My thinking is that this is because the force required to run is applied directly to the ground (conveyor belt) thus it is cancelled out.

Same applies if you manage to put a car on a conveyor belt.


Disclaimer : I have pondered on this for less than 5 mins before posting, with no calculations done. But based on the mythbusters episode + observations, I have come to this conclusion

The movement of the conveyor belt has absolutely no bearing on the aircraft's ability to take off. If the wheel bearings are 100% friction free then the plane will take off in exactly the same time and distance, relative to the non moving surroundings.

Since nothing in real life is 100% friction free, the time taken to reach lift off speed will be slightly longer, but the Distance, relative to the non moving surroundings should be identical.

I think those who have difficulty catching this point are confusing how an airplane is powered through the air by it's air screw or jet, while the wheels are free wheeling; and a car, which obtain its motion via the Wheels which are rotated by the engine, and due to friction between the wheels and the road (the more the better!) the car is moved.

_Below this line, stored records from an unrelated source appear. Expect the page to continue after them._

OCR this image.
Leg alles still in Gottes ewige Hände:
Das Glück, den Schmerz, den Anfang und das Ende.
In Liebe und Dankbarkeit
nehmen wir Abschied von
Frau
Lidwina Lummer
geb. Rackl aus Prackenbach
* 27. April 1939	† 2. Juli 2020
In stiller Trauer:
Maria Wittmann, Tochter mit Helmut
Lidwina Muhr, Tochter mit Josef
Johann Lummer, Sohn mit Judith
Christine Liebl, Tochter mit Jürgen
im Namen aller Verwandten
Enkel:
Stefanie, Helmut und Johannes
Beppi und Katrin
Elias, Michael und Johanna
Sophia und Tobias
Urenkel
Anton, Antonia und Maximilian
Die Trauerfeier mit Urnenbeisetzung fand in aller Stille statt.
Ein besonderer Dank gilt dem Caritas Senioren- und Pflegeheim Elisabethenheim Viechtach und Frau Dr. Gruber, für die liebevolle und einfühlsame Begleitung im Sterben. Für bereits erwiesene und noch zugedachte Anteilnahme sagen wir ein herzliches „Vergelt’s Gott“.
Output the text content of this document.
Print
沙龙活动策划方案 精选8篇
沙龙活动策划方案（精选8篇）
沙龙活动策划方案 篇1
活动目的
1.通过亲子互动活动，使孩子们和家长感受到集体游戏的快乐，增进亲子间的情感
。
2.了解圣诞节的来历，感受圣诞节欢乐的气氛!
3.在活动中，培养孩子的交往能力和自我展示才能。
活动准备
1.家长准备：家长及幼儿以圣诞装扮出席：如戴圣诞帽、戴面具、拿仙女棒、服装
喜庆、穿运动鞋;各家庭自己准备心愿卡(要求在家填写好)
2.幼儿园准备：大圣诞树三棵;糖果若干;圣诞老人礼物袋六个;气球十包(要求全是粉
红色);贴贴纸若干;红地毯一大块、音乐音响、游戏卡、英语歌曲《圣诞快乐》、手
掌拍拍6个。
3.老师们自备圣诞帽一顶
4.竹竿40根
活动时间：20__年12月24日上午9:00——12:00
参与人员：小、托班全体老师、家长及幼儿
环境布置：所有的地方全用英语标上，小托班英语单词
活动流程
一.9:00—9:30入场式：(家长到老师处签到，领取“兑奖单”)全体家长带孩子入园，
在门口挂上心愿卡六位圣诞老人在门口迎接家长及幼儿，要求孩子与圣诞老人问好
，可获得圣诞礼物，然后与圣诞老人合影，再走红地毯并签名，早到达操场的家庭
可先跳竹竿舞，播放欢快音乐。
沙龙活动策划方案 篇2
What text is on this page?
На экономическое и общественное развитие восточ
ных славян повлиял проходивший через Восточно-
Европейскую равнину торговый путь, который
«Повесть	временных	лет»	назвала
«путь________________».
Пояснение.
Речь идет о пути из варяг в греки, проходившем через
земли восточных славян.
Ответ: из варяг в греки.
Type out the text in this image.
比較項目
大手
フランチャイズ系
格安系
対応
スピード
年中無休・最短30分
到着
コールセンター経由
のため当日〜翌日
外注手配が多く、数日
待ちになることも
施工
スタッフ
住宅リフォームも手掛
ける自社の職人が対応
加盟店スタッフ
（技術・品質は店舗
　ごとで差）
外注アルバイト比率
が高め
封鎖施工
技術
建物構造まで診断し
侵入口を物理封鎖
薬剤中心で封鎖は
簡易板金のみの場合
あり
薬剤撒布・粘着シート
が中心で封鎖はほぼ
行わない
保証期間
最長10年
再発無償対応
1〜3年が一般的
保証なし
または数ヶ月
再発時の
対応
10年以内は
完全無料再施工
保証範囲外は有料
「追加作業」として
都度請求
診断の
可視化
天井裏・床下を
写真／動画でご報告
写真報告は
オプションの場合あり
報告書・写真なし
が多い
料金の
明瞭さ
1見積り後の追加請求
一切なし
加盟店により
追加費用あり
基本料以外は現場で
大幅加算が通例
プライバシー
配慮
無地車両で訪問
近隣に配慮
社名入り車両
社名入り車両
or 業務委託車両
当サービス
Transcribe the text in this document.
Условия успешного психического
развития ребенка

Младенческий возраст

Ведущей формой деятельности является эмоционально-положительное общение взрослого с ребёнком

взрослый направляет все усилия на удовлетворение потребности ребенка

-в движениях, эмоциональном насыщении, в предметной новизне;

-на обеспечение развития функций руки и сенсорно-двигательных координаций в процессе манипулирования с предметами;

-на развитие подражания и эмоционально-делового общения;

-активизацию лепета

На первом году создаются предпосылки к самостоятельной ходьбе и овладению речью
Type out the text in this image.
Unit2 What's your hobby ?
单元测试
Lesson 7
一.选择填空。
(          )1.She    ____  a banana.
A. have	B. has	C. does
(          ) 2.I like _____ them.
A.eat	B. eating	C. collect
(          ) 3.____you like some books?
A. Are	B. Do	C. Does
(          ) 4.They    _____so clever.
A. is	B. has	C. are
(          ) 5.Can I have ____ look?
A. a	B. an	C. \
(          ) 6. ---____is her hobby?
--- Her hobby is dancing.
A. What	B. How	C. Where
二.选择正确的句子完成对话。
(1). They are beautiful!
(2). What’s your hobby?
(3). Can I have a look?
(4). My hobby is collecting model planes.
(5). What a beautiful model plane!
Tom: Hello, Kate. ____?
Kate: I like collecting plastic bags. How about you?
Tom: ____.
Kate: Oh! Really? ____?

Therefore, for a car, if the wheels are rotating at the equivalent of 100 mph and the ground is moving Backwards at 100 mph then the car will remain absolutely stationary. (Ever observed your car being tested at Viacom where they spin the driven wheels at high speed on rotating rollers? The car does not move relative to the non moving surrounding)

To put it in a nutshell, anything that derives it motion from powered wheels, will have it's speed affected by the movement of the surface that the wheels are standing on.

A plane derives its motion, not through its wheels, but from its propellers or jet engine and will not be affected by the movement of the surface the wheels are standing on, except for a tiny amount which can be attributed to the friction in the wheel bearings.

An easy way to visualise this is, imagine the airscrew is a long cable tied to the nose of the aircraft and pulled by a winch way off in the distance, exactly like a winch launch of gliders.

The plane WILL move forward at more or less the same speed as the winch is pulling the cable in (if we totally disregard wheel bearing friction) no matter which way the ground is moving. The plane will still reach rotation speed in more or less the same time and distance.

The equivalent of the car being driven on rotating rollers and remaining stationery would be if, somehow, we can make the air that contacts the propeller only and not the wings, move backwards at 100 mph. Now even if the prop is spinning at the equivalent rpm that would normally result in airspeed of 100 mph, the plane itself will remain at 0 air speed and will not fly.

In real life, the air would of course flow through the prop as well as over the wings. Thats why we have "Air speed" and " ground speed" which differ depending on "wind speed".